"Deplorable" Conditions at Stoughton's Freeman Street Fire Station Make Repairs a Must, Officials Say

Interim Town Manager Joseph Feaster and Fire Chief Mark Dolloff spoke to Stoughton Selectmen about the deteriorating conditions at the Freeman St. Fire Station and the issues that need to be repaired. Take a photo tour of the station in the media gallery.

With any chance of opening a new fire station at least three to five years away, Stoughton officials are looking into the possibility of seeking funds to make much-needed repairs at the in the meantime.

Interim Town Manager Joseph Feaster and Fire Chief Mark Dolloff called the conditions there "deplorable" in their appearance before the Board of Selectmen on August 14.

The station, open since 1927, has a myriad of issues.

Ironically, the fire alarm system at the station is faulty and the fire hydrant in front of the building doesn't work properly.

Firefighters who work there counted 27 broken or cracked windows. There is a light fixture on the second floor that has been broken since December of 2008.

The building's exterior and interior both need to be painted, there are multiple cracks in the walls and there are sections of ceiling stained or peeling because of water damage.

It's not handicapped accessible.

Building Maintenance Supervisor Robert Grover put together a list of "major issues" that need to be addressed at the station, with input from Chief Dolloff, including the need to rehab all three restrooms (they have plumbing issues and haven't been updated since the late 1960s); the need to repair roof leaks; the need to replace kitchen cabinets and countertops; the need to repair or replace all floors (sections of the second floor are worn down the wooden sub floor); the need for a new apparatus floor on the first floor with a new drain system; the need to replace all windows and exterior doors; and the need for a new fire alarm system.

According to the list, Grover estimated (noting he was estimating on the high side) that these repairs could cost between $388,000 and $443,000, plus an additional $72,000 to $90,000 to address more "minor issues."

Feaster said he was taken on a tour of the facility and "it became clear to me some of the conditions in which they work are deplorable."

Even though the long-term plan is for a new fire station, Dolloff said there were "major, major structural issues" at Freeman Street and the firefighters and paramedics still need to have a "nice working environment."

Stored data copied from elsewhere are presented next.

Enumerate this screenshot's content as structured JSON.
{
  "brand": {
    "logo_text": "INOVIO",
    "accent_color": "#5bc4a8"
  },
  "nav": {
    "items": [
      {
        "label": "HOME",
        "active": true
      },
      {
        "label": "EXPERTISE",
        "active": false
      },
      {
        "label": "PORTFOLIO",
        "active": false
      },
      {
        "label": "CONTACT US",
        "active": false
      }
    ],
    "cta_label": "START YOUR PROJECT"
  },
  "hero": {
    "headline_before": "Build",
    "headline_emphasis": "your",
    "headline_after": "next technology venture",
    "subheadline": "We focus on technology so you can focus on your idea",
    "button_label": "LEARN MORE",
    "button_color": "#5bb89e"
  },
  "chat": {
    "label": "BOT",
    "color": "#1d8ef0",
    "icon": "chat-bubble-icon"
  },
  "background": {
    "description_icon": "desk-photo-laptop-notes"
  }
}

Article 48 at the 2010 Town Meeting authorized the town to borrow $610,000 to "perform priority repairs and/or upgrades" to the town hall, Freeman Street Fire Station, Council on Aging, Police Station and Clapp Memorial Building (Historical Society).

Town officials will be looking into how much of that $610,000 was allocated for the fire station.

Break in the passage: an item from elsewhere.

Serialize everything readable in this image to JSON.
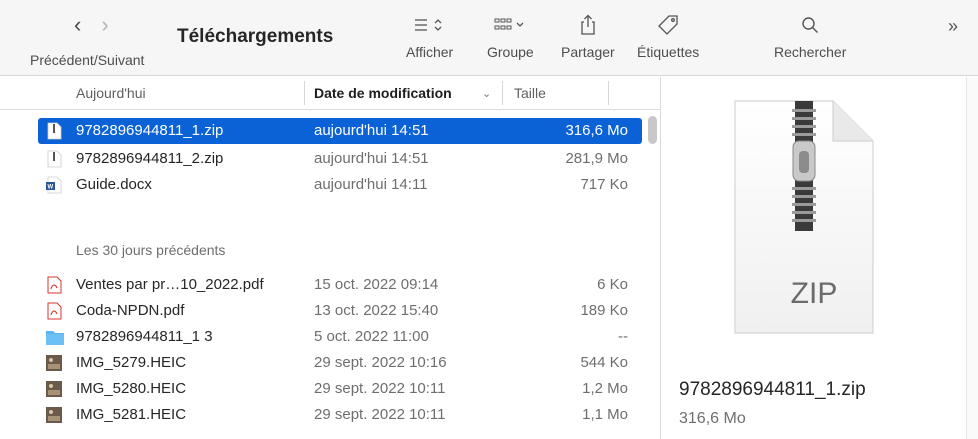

If there is a special Town Meeting in the fall, there is a possibility articles could be included in the warrant asking to fund the Freeman Street Station repairs.

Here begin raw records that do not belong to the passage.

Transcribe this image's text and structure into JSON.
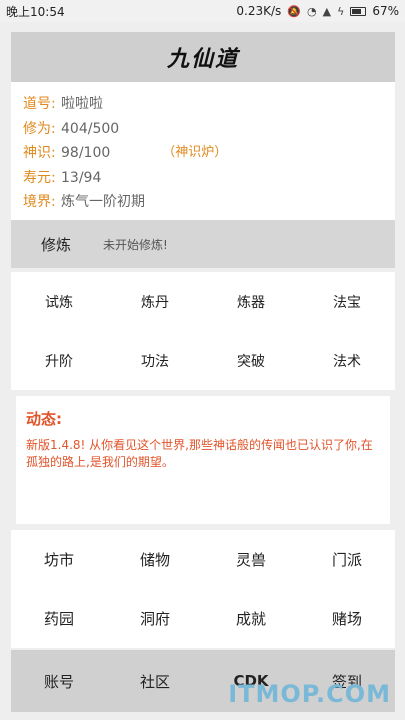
{
  "status_bar": {
    "time": "晚上10:54",
    "speed": "0.23K/s",
    "battery": "67%"
  },
  "header": {
    "logo_text": "九仙道"
  },
  "profile": {
    "rows": [
      {
        "label": "道号:",
        "value": "啦啦啦"
      },
      {
        "label": "修为:",
        "value": "404/500"
      },
      {
        "label": "神识:",
        "value": "98/100",
        "extra": "（神识炉）"
      },
      {
        "label": "寿元:",
        "value": "13/94"
      },
      {
        "label": "境界:",
        "value": "炼气一阶初期"
      }
    ]
  },
  "cultivate": {
    "title": "修炼",
    "status": "未开始修炼!"
  },
  "actions": [
    "试炼",
    "炼丹",
    "炼器",
    "法宝",
    "升阶",
    "功法",
    "突破",
    "法术"
  ],
  "news": {
    "title": "动态:",
    "text": "新版1.4.8! 从你看见这个世界,那些神话般的传闻也已认识了你,在孤独的路上,是我们的期望。"
  },
  "places": [
    "坊市",
    "储物",
    "灵兽",
    "门派",
    "药园",
    "洞府",
    "成就",
    "赌场"
  ],
  "bottom": [
    "账号",
    "社区",
    "CDK",
    "签到"
  ],
  "watermark": "ITMOP.COM",
  "colors": {
    "accent": "#e08a1e",
    "news": "#e0542a"
  }
}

Selectmen Chairman John Stagnone said the town "needs to focus" on the fire station, but "at the same time keep an eye on the cost because we are looking at [constructing] a new building." He also wanted to know if the building could be used for other purposes once a new fire station was constructed elsewhere in town.

The board will continue its discussion on the Freeman Street station at its next meeting on Aug. 28.

Take a photo tour of the Freeman Street Station in the media gallery of this article.

Fiscal Conservative August 17, 2012 at 07:06 PM
I'm sure there are carpenters, electricians, plumbers, etc on the FD who could perform some repairs while on duty, when things may be slow, if they chose to. Heck, there is even a licensed Real Estate agent on the department who could sell the building, if the town wanted to.
Scott M August 18, 2012 at 01:36 PM
Really? How many town hall employees do you see up on the roof over there? Unfortunately most of us don't moonlight as structural engineers. Being handy around the house has little value when it comes to replacing a collapsing apparatus bay floor or replacing a rubber roof. We are not talking about a fresh coat of paint. The department members who possess professional trade skills have, for decades, been making repairs and improvements on this building. The time for" fixing up" is over. In a time when our call volume has more than quadrupled since the 70's, the staffing remains at 70's levels. Don't make uninformed comments on things you know nothing about.
Fire Photo August 19, 2012 at 04:30 PM
It is sad that these are the condition these men and women are forced to work in, if you went to someones home and it was in the conditions this building are in you would wonder how they live like that, but the men & woman who serve the residents of Stoughton are asked to work, cook, eat in these conditions on a daily basis. The building has not be upgraded or had any major repairs in recent years that I can remember, but I dont see any other of the towns building in these conditions, but the one that is in use 24 hours a day has been overlooked for too long.